Kingston, Ga. -- The congregation was on its feet singing the old Gospel favorite "I Saw The Light" when Rev. Carl Porter put aside his Bible and reached behind the pulpit for the wooden snake box.
The 56-year-old Georgia preacher slipped his weathered hands inside and, moments later, lifted a 4-foot (1.3 metre) timber rattlesnake into the light. Stroking his deadly cargo, Porter began to hop and strut across the altar.
"Save me, Jesus," shouted a worshiper, his face streaked with tears. Several others, sensing the presence of the Holy Spirit, uttered strings of indecipherable sounds, a practice known as speaking in tongues.
Porter, too, was shouting praises and singing, even as the rattler slithered in between his hands, darting its head back and forth in menacing fashion. Several minutes passed before another worshiper stepped forward to receive the snake.
Returning to the pulpit, the preacher wiped his forehead with a handkerchief and grabbed a mason jar full of strychnine-laced water. He swallowed a mouthful of the clear liquid and smiled.
"I felt the Spirit move on me," Porter explained hours later as he stood in an empty pew in the Church of the Lord Jesus Christ in Kingston, Ga., one of about 40 churches in the southeastern United States that actively practice snake handling.
"God was in the house tonight," the bearded preacher said in his soft Georgia lilt.

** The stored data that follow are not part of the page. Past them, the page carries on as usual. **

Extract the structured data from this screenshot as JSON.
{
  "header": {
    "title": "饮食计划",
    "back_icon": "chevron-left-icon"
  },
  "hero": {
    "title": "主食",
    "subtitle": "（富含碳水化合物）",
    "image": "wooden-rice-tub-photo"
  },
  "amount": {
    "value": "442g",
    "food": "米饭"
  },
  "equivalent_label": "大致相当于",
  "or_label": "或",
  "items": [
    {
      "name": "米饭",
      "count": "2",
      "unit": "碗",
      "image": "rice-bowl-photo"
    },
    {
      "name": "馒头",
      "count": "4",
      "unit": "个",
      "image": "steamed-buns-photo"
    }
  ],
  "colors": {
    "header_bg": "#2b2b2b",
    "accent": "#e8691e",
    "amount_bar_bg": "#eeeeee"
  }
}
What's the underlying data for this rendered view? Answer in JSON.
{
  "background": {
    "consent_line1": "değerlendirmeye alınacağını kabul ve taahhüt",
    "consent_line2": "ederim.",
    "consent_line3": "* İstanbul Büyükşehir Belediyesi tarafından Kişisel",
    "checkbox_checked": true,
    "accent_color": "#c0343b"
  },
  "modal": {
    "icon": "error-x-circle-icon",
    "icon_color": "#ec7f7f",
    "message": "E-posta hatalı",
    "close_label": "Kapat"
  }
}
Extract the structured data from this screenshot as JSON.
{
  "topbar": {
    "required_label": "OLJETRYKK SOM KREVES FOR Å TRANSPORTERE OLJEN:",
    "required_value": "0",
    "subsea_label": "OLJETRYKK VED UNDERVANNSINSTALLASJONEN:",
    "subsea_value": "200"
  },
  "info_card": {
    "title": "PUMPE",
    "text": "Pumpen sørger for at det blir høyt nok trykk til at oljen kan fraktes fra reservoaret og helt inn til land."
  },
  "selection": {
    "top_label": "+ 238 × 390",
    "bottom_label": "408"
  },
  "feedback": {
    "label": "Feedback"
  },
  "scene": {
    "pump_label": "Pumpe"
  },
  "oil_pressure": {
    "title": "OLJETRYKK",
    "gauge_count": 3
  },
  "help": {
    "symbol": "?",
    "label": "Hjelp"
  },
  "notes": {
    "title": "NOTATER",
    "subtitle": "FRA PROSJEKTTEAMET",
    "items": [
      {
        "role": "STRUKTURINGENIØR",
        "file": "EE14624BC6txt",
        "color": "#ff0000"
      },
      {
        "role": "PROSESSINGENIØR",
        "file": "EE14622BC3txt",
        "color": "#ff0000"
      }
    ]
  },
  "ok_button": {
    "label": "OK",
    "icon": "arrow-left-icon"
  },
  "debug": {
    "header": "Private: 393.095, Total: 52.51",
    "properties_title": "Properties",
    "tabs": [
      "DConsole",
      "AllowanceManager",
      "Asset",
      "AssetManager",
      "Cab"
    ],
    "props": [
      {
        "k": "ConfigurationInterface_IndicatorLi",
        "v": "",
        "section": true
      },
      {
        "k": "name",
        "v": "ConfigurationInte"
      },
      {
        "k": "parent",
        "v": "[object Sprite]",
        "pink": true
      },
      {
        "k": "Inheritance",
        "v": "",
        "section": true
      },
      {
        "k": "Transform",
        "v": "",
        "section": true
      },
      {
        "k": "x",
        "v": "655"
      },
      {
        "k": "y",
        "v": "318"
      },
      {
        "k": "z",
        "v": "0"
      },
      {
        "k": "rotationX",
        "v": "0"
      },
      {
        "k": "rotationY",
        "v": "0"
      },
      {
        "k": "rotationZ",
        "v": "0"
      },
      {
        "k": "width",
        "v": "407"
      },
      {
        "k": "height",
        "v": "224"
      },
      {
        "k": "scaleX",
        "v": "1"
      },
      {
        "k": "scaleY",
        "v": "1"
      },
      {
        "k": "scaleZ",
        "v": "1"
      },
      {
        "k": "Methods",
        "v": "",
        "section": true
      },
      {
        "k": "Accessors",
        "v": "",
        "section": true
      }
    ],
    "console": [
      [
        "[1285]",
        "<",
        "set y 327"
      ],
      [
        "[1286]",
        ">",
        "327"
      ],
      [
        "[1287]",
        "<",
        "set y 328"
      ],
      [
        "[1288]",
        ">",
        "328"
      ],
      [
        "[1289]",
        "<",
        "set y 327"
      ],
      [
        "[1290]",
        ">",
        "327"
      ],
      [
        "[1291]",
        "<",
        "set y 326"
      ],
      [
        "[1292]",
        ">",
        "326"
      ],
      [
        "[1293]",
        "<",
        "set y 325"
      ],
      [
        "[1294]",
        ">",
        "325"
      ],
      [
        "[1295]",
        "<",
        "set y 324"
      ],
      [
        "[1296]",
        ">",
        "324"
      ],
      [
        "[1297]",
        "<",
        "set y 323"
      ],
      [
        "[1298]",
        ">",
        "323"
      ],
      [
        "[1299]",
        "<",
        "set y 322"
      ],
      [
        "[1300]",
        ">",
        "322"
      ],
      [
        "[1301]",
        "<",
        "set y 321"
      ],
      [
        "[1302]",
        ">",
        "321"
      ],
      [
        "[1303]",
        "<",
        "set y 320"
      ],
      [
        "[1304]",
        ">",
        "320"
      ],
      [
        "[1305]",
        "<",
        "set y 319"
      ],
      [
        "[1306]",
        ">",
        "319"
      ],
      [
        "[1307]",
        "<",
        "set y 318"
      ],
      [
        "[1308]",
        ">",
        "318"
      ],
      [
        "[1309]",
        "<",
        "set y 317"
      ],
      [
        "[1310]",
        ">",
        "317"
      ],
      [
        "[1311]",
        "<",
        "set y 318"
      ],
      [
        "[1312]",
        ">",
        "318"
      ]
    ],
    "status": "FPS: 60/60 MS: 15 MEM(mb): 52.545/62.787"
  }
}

An estimated 75 people have died in the United States from handling snakes during religious services in the past 80 years. The practice has so unnerved authorities that it has been banned in every Appalachian state except West Virginia. In Georgia, it remains a misdemeanor to handle a snake without a permit, but the law is rarely enforced.
A retired long-distance truck driver who was known on the circuit by the radio tag "Sneaky Snake," Porter began handling serpents about 30 years ago after becoming disenchanted with mainstream Christianity.
He found comfort within the Holiness Church, a charismatic Christian sect that is home to the estimated 2,000 worshipers who regularly attend snake-handling services in Alabama, Georgia, Kentucky, Tennessee and West Virginia.
Early followers were suckled on the teachings of the traveling preachers of the late 19th century and were attracted, like their descendants, to ministers who preached of miracles and summoned the Holy Spirit.
The Holiness Church, as it did in its infancy, still encourages its worshipers to lay hands on the sick, speak in tongues and provide testimony of miracles. It has no central governing body and does not train its preachers formally.
When they gather in the converted filling stations and other dwellings that often pass for churches, the faithful tend to adhere to strict dress codes -- uncut hair and ankle-length dresses for women; short hair and long-sleeve shirts for men.
But it is their rigidly literal interpretation of the Scriptures, in particular a passage in St. Mark's Gospel, that sets the Holiness apart from Christians elsewhere in the world:
"They shall take up serpents, and if they drink any deadly thing, it shall not hurt them..." Mark 16:18
Those words, attributed to Jesus, are seen as an unequivocal commandment by many of the Holiness faithful. Although no one is required to handle snakes, a traditional symbol of Satan, or drink poison, many eagerly do so.
"I'm hungry to pick up that thing because Jesus told me to do it," Rev. Junior McCormick, who preaches alongside Porter, told the congregation during a Saturday night service last month.
McCormick was pointing at a rattlesnake that only moments before had been draped around his neck. "You can call me a holy roller, but I would rather roll for God than roll for the Devil," he said.
Both men have fingers are that twisted grotesquely from the neurotoxic venom of such encounters.
Occasionally the practice exacts a heavier price.
Hensley, the man christened as the founder of modern snake handling in America, died vomiting blood from a snakebite in 1955.
"I don't believe it's God's will that people get bit. Maybe the Holy Spirit wasn't upon them at the time," says Porter, who watched one of his own congregants die from snakebite during a 1990 service.
The Spirit certainly appeared to be missing in action one night in 1998 when John Wayne Brown Jr., a rising star on the snake handling circuit, was preaching to the faithful in Alabama.
The rattlesnake that Brown was handling turned, sinking its fangs into his flesh. Five minutes later, the preacher's five children were orphans. Their mother, Melinda, had succumbed to snakebite during a service three years earlier.
Police rarely bother the handlers and emergency personnel only intervene when called to do so. Medical attention is always offered to those bitten by snakes, but in most cases it is refused. Antivenom is generally not kept on hand in snake handling churches.
Many handlers will happily endure hours, even days, of swelling, nausea, vomiting and debilitating pain that often accompanies snakebites.
"God didn't say it wouldn't hurt," said Marie Hobbs, a 45-year-old Georgia woman who was bitten by a snake three years ago while in church. "I count it an honor to die for the Lord."